This work addresses the challenges of high computational overhead and accumulated interaction noise in generative recommendation models when processing lifelong user behavior sequences. To mitigate these issues, the authors propose a preference memory–based compression mechanism that recursively condenses long interaction histories into compact embedding tokens, replacing conventional key-value (KV) caching and substantially reducing both memory footprint and computational cost. A self-referential teacher-forcing strategy enables parallelized recursive updates, enhancing model expressiveness while maintaining training and inference efficiency. Experimental results on large-scale benchmarks demonstrate that the proposed method not only significantly lowers inference latency and memory consumption but also achieves superior recommendation accuracy compared to full-sequence models.

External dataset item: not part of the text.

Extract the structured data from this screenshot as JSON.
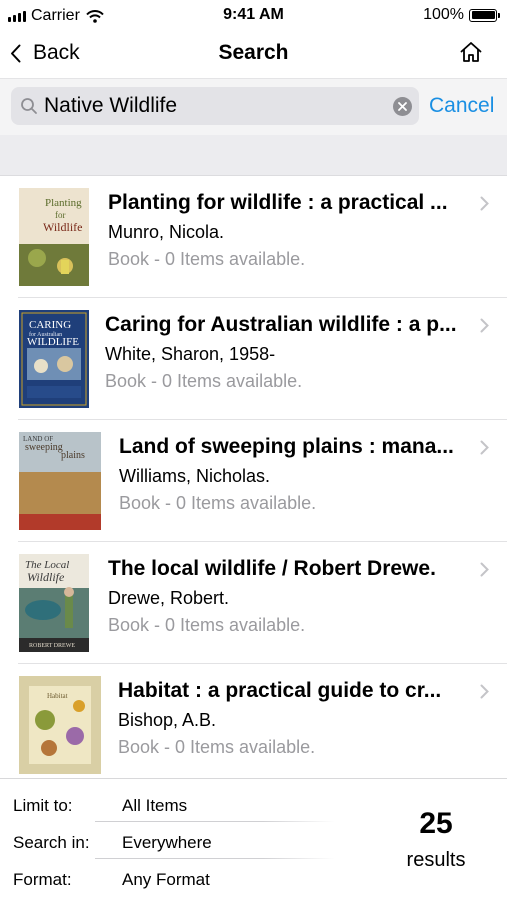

Generative recommendation (GenRec) models typically model user behavior via full attention, but scaling to lifelong sequences is hindered by prohibitive computational costs and noise accumulation from stochastic interactions. To address these challenges, we introduce Rec2PM, a framework that compresses long user interaction histories into compact Preference Memory tokens. Unlike traditional recurrent methods that suffer from serial training, Rec2PM employs a novel self-referential teacher-forcing strategy: it leverages a global view of the history to generate reference memories, which serve as supervision targets for parallelized recurrent updates. This allows for fully parallel training while maintaining the capability for iterative updates during inference. Additionally, by representing memory as token embeddings rather than extensive KV caches, Rec2PM achieves extreme storage efficiency. Experiments on large-scale benchmarks show that Rec2PM significantly reduces inference latency and memory footprint while achieving superior accuracy compared to full-sequence models. Analysis reveals that the Preference Memory functions as a denoising Information Bottleneck, effectively filtering interaction noise to capture robust long-term interests.